A spokeswoman for the Donetsk regional administration, which is governed by anti-fascist separatists battling the right-wing regime in Kiev, said the attack took place at a checkpoint staffed by Ukrainian government troops.
The security council called for an “objective investigation” into the massacre and reminded all parties in the civil war “of the need for strict observation of the Minsk protocol” which sought to establish a ceasefire.
Plans for a summit in Kazakhstan between Germany, France, Russia and Ukraine were called off earlier in the week after foreign ministers said that ceasefire efforts were not yet being taken seriously enough.
“We’re not there yet but we are working on it with all our energy,” Ms Merkel said.
But relations between Moscow and Berlin have deteriorated further in the past week due to the German chancellor’s refusal to comment on outrageous remarks made by Ukrainian Prime Minister Arseniy Yatsenyuk on German TV last week.
He claimed that “all of us remember the Soviet invasion of Ukraine and Germany” in the second world war — a comment likely to increase panic among Ukrainian progressives concerned by the Kiev regime’s close links to far-right organisations that glorify nazi collaborator Stepan Bandera, whose Organisation of Ukrainian Nationalists murdered thousands of communists, Poles and Jews in World War II.
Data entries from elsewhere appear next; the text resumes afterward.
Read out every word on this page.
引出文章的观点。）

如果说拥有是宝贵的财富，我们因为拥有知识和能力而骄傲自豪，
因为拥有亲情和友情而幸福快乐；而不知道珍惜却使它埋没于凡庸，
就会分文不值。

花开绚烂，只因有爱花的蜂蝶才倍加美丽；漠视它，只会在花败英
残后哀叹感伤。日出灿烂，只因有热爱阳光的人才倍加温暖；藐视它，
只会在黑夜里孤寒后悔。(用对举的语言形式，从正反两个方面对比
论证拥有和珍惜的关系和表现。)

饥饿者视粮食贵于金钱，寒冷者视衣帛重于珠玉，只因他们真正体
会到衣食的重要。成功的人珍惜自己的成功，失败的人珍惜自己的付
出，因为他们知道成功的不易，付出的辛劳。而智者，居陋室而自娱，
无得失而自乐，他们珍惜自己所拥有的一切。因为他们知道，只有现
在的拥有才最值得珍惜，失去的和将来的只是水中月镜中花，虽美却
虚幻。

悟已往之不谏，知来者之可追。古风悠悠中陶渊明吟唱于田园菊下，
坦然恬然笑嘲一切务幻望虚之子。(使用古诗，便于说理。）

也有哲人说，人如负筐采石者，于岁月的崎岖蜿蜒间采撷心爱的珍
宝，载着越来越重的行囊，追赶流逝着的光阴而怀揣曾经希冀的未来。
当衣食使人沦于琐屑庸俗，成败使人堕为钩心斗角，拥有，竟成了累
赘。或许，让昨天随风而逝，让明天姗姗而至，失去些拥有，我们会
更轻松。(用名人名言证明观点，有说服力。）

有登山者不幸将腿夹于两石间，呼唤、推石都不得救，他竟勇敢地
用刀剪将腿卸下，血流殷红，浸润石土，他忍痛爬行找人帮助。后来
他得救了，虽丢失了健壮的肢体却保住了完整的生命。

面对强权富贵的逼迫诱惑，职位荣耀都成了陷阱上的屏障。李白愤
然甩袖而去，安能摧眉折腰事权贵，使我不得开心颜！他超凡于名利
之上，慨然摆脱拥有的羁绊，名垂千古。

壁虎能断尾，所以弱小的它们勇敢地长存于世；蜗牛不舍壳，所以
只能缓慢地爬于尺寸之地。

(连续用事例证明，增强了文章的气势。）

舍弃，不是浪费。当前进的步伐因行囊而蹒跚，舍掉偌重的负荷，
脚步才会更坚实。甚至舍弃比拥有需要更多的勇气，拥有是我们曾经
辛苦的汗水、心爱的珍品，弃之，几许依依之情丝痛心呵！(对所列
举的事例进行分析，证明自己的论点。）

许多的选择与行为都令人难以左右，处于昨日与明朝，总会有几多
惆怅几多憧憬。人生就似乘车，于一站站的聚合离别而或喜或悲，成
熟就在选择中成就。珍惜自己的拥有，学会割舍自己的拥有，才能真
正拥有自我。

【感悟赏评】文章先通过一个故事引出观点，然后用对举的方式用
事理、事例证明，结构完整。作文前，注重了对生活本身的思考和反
Challenged by Moscow to distance herself from Mr Yatsenyuk, Ms Merkel’s office said it would not comment on his statement but added that it did not question Germany’s responsibility for the genocidal invasion of the Soviet Union.
Berlin has been silent on the political persecution of the Ukrainian left.
The Communist Party of Ukraine said lawyers had filed an application with the European Court of Human Rights this week concerning what it said was the illegal imprisonment of two of its members from Dneprodzerzhinsk, Dmitri Timofeev and S Tkachenko.